Steven Ozment

Steven E. Ozment (February 21, 1939 – December 12, 2019) was an American historian of early modern and modern Germany, the European family, and the Protestant Reformation. From 1990 to 2015, he was the McLean Professor of Ancient and Modern History at Harvard University. He was Professor Emeritus. He died on December 12, 2019.

Born in McComb, Mississippi, and raised in Arkansas, Ozment lived in New England from 1960 onwards. The father of five children, he lived for many years in Newbury, Massachusetts, with his wife Susan Schweizer, Vice President and Senior Quality Manager at J.P. Morgan Chase.

Ozment taught at the University of Tübingen, Germany, and at Yale and Stanford as well as Harvard.

Ozment authored 10 books. His Age of Reform, 1250–1550 (1980) won the Schaff History Prize (1981) and was nominated for the 1981 National Book Award. Five of his books were selections of the History Book Club and several have been translated into European and Asian languages.

Ozment graduated from Hendrix College and Harvard University.[1]

The cover of Ozment's A Mighty Fortress: A New History of the German People depicts medieval Nuremberg as shown in the Nuremberg Chronicle (here in grayscale)

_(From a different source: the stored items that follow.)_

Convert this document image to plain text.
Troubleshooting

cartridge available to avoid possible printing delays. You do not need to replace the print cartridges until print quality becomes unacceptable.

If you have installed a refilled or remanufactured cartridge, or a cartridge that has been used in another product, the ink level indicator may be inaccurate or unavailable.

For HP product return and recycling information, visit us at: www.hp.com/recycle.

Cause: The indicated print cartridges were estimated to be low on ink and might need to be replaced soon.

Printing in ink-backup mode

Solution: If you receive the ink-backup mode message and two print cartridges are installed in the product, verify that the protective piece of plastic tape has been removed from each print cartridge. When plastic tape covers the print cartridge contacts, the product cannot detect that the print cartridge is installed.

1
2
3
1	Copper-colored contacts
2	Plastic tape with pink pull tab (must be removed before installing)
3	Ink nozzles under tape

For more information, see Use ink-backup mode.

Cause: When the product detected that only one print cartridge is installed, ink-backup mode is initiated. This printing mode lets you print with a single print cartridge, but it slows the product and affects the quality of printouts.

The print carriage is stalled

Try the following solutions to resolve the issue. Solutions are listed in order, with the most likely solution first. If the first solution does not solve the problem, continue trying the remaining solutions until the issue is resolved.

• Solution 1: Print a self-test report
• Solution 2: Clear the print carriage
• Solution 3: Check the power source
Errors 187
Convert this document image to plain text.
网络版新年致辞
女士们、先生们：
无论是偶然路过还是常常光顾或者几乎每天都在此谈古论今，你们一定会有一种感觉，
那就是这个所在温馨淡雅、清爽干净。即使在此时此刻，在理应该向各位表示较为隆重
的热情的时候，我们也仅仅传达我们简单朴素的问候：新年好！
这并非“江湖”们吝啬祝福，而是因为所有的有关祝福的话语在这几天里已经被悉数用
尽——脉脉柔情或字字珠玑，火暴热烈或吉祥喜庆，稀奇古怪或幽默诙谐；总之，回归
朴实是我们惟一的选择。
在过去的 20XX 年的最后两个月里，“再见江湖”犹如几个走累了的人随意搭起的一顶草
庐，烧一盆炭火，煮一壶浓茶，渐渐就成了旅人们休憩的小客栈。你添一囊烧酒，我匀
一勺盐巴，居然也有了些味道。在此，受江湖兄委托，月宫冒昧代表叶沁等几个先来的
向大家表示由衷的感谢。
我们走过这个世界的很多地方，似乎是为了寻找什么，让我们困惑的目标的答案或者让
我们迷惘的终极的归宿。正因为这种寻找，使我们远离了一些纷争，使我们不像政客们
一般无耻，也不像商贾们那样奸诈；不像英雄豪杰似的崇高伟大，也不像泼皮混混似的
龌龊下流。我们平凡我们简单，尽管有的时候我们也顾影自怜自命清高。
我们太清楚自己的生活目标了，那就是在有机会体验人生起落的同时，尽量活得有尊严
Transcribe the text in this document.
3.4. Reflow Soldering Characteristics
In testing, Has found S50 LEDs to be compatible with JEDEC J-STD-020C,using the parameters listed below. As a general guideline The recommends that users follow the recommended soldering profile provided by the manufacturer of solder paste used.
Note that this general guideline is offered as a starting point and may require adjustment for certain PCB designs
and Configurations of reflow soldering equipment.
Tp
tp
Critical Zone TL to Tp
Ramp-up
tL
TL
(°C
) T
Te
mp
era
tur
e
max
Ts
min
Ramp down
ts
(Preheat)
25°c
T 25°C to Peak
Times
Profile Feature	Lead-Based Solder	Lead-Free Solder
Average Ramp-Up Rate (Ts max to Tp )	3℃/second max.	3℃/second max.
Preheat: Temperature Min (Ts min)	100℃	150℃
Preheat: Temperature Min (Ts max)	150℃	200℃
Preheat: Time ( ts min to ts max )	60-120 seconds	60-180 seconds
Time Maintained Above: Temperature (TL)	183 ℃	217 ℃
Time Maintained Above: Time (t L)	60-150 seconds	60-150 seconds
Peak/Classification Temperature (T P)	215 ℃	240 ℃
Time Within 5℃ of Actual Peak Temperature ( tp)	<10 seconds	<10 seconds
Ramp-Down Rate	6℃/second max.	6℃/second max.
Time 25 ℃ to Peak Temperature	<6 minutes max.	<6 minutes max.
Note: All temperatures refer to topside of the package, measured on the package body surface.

A Mighty Fortress: A New History of the German People came out in 2005. Ozment's study of the German world of artist Lucas Cranach the Elder was published by Yale University Press in June, 2013, under the title, The Serpent and the Lamb: Cranach, Luther, and the Making of the Reformation.

Major works

  • Homo spiritualis: a comparative study of the anthropology of Johannes Tauler, Jean Gerson and Martin Luther (1509–16) in the context of their theological thought. Leiden: E.J. Brill, 1969.
  • ed., Jean Gerson: selections from A Deo exivit, Contra curiositatem studentium and De mystica theologia speculative. Leiden: E.J. Brill, 1969.
  • ed., The Reformation in Medieval Perspective. Chicago, IL: Quadrangle Books, 1971.
  • Mysticism and Dissent: Religious Ideology and Social Protest in the Sixteenth Century. New Haven, CT: Yale University Press, 1973.
  • The Reformation in the Cities: The Appeal of Protestantism to Sixteenth-Century Germany and Switzerland. New Haven, CT: Yale University Press, 1975; 1977.
  • co-author, The Western Heritage. New York, NY: MacMillan, 1979; 1983; 1986; 1990; 1994; 1997; 2000; 2003.
  • The Age of Reform, 1250–1550: An Intellectual and Religious History of Late Medieval and Reformation Europe. New Haven, CT: Yale University Press, 1980; 1981.
  • ed., Reformation Europe: A Guide to Research. St. Louis, MO: Center for Reformation Research, 1982.
  • When Fathers Ruled: Family Life in Reformation Europe. Cambridge, MA: Harvard University Press, 1983; 1985.
  • co-author, The Heritage of World Civilizations. New York, NY: MacMillan, 1986; 1989; 1993; 1996; 1999; 2001; 2004.
  • Magdalena and Balthasar: An Intimate Portrait of Life in 16th Century Europe Revealed in the Letters of a Nuremberg Husband and Wife. New York, NY: Simon & Schuster, 1986; New Haven, CT: Yale University Press, 1989.
  • ed., Religion and Culture in the Renaissance and Reformation. Kirksville, MO: Sixteenth Century Journal Publishers, 1989.
  • ed. & trans., Three Behaim Boys: Growing Up in Early Modern Germany. A Chronicle of Their Lives. New Haven, CT: Yale University Press, 1990.
  • Protestants: The Birth Of a Revolution. New York, NY: Doubleday, 1993; 1994; London: HarperCollins, 1993.
  • The Bürgermeister's Daughter: Scandal in a Sixteenth-Century German Town. New York, NY: St. Martin's Press, 1996; New York, NY: HarperCollins, 1997.
  • Flesh and Spirit: A Study of Private Life in Early Modern Germany. New York, NY: Viking/Penguin, 1999; 2001.
  • Ancestors: The Loving Family in Old Europe. Cambridge, MA: Harvard University Press, 2001.
  • A Mighty Fortress: A New History of the German People. New York, NY: HarperCollins, 2004; 2005; London: Granta, 2005.
  • The Serpent and the Lamb: Cranach, Luther, and the Making of the Reformation. New Haven, CT: Yale University Press, 2013.